For Father’s Day weekend this year, I bring you a pic of my step-grandfather, Joe Duran. This is his certificate of naturalization in 1944 and recently found in a safe deposit box, along with his original birth certificate. He was brought from the Hacienda de Burras (more now known by the nearby San Jose de Llanos) near Irapuato, Guanajuato, Mexico when he was a baby, to Muskogee, OK. His name was Jose Tarcisio Cesareo Duran. I don’t know the immigration status of his parents between 1920 and 1944 — maybe Joe might have been characterized as a “Dreamer” in today’s charged immigration language.
Joe was fluent in Spanish and French and imparted his interests in science, engineering, and a love of Sci-Fi. He made fan blades at Acme Engineering in Muskogee. He was the only grandfather I knew really; thanks to the Cold War my Hungarian grandfather was only able to come to the U.S. once when I was 6 years old for 2 weeks. My Mother’s 1/4 Cherokee father had died 30 years before I was born.

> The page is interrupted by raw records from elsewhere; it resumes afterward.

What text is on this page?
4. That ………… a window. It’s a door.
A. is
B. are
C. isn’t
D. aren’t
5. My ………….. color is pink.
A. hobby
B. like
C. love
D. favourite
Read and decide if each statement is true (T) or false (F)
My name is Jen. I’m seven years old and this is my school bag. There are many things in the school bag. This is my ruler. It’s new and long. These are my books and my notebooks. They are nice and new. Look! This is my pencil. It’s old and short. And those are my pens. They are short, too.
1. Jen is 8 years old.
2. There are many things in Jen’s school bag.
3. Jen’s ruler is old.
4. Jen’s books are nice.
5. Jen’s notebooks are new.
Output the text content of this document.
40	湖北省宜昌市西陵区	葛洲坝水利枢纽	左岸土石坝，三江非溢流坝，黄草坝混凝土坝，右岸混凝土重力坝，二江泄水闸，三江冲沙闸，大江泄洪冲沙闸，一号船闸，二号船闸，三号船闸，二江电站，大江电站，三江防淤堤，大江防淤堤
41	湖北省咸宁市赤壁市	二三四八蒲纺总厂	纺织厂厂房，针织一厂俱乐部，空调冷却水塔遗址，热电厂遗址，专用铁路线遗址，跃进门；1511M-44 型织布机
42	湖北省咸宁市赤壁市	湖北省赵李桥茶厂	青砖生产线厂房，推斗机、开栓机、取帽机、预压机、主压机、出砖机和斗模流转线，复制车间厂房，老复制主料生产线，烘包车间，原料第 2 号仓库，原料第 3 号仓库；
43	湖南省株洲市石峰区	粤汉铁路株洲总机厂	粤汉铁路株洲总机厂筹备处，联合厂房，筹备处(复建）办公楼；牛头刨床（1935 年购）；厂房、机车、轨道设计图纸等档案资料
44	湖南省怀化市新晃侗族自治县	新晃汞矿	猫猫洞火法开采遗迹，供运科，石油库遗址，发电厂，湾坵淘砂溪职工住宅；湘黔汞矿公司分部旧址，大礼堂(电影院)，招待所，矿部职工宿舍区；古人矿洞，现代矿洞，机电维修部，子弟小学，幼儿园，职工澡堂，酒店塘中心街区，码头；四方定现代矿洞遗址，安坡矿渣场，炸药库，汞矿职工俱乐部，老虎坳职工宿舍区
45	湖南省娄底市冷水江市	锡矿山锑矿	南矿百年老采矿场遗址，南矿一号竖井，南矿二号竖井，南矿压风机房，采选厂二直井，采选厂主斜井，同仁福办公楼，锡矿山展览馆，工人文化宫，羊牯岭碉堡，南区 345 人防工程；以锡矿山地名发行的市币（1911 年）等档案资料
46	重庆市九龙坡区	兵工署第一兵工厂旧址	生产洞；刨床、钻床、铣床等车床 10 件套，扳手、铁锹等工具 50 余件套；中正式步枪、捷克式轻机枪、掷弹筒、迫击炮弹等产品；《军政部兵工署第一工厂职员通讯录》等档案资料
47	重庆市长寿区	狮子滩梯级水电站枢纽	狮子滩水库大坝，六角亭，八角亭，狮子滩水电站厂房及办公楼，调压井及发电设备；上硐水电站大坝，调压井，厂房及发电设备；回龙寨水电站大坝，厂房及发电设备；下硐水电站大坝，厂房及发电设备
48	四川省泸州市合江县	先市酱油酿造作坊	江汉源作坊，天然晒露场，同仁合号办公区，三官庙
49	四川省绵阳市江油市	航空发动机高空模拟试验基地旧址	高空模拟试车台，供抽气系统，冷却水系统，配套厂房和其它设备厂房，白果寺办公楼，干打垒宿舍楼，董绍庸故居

I’ve written before about the “cosmopolitan” experiences I had around the dinner table in the Muskogee of my youth; I guess it was there in my own family all along.
Joe and his family enveloped me with a boisterous and overflowing love that meant a lot to me as a little kid. Sadly, he died when I was 12 years old — I would have loved to have had his wise counsel in my teen years and beyond. Next year, I’ll be the same age as he was when he passed. The year before we took a family vacation to Mexico and got to see his birth area.
Note that he completed his U.S. Citizenship during WWII. My life would be poorer if someone would have kicked this gentle soul out of the country before he was able to enrich my life and the life of my family.